If I can’t say it with kindness, better not to say it at all.
Yesterday I managed to do something that’s very hard for me. Something that I have been practicing for years, and occasionally manage to get right.
I said nothing.
Anyone who I have coached, or who has heard me speak in public, or even who just knows me on a casual basis, will tell you that I’m either very quiet, or I’m speaking a mile a minute. I love to discuss ideas, concepts, philosophies and paradigms. I asked a lot of questions as a child, and that has not changed.
Yesterday I was in a group setting, when the subject of addictions came up. That’s always a topic that I have strong opinions on, and usually I’m ready to voice those opinions forcefully.
As someone who grew up in an alcoholic home, and whose own addiction with food nearly killed me, I have spent years trying to understand the nature of behavior and addiction. I have come to have more compassion for those addicted, and to see the addiction as a symptom of pain, not as a weakness of character.
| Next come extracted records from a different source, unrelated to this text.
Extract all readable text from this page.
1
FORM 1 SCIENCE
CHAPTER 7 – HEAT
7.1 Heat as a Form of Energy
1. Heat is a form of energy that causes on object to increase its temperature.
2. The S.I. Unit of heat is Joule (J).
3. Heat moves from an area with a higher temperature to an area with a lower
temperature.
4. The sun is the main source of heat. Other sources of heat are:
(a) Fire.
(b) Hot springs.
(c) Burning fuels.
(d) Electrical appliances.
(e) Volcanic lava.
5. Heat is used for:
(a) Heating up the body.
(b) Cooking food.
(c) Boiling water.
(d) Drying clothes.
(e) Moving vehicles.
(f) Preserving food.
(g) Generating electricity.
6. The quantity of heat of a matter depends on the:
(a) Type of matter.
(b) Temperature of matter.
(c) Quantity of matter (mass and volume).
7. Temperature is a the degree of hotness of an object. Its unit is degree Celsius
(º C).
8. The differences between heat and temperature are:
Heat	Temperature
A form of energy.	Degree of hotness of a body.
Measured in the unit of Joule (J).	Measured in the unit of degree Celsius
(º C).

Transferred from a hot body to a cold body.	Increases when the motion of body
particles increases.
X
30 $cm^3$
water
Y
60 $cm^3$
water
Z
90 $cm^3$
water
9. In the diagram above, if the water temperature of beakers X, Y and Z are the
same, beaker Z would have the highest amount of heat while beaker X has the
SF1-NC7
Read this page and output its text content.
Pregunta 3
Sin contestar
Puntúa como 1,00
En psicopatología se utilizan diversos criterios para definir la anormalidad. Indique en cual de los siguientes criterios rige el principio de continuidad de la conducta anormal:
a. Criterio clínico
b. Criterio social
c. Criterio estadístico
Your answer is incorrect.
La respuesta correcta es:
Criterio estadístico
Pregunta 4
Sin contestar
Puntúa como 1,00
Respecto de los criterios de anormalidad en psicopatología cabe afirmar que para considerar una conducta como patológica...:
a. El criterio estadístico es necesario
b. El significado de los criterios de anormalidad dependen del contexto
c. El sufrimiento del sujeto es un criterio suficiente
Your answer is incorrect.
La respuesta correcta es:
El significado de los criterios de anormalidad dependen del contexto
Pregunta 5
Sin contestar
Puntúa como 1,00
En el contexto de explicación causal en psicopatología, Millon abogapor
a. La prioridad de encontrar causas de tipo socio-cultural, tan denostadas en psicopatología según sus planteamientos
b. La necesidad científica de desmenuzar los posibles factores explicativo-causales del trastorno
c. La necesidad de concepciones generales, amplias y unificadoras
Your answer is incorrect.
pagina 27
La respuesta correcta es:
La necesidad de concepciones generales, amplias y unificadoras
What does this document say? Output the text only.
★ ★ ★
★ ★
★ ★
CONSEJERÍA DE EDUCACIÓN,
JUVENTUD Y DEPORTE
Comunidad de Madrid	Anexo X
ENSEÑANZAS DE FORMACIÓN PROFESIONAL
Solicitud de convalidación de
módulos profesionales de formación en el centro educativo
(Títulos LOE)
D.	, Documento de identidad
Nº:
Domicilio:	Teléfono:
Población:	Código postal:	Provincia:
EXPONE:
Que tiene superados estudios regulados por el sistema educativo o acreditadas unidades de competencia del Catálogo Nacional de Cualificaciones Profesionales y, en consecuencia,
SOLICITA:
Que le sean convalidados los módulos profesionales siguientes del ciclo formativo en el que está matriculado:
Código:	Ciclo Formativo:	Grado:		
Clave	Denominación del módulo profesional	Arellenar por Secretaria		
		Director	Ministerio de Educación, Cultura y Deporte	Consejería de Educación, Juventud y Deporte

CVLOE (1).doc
The group yesterday contained a range of opinions; some that seemed very judgmental and accusatory to those who struggle with addiction. Their judgment, and seeming lack of compassion and kindness, struck a nerve in me, and I felt a strong desire to engage with the people expressing those opinions.
But I didn’t.
Because truthfully, at that point, I was doing exactly the same thing that they were doing. I was judging, and feeling less than compassionate toward them.
In the heat of the moment I felt that my opinion, based on 30 years of studying self awareness and a Doctoral degree in a healthcare discipline, was superior to theirs. I’m saddened to admit that, but honestly, that’s how it felt.
My desire to ‘enlighten them’ was not coming from a place of kindness, or a desire to find the ‘balance of forces’ that I have previously written about. I just wanted to show them why they were wrong. My ego wanted to be right.
Judgment, it seems, is one of my personal addictions.
So I chose the path of silence, and others in the group were able to voice some of the opinions that I wished to share. They did it in a way that was more balanced, and probably more kind, than I would have done, and for that I am grateful.
Painful experience has taught me that when I feel like I am ‘right’, I have a tendency to neglect kindness, and that, for me, is a far greater failing.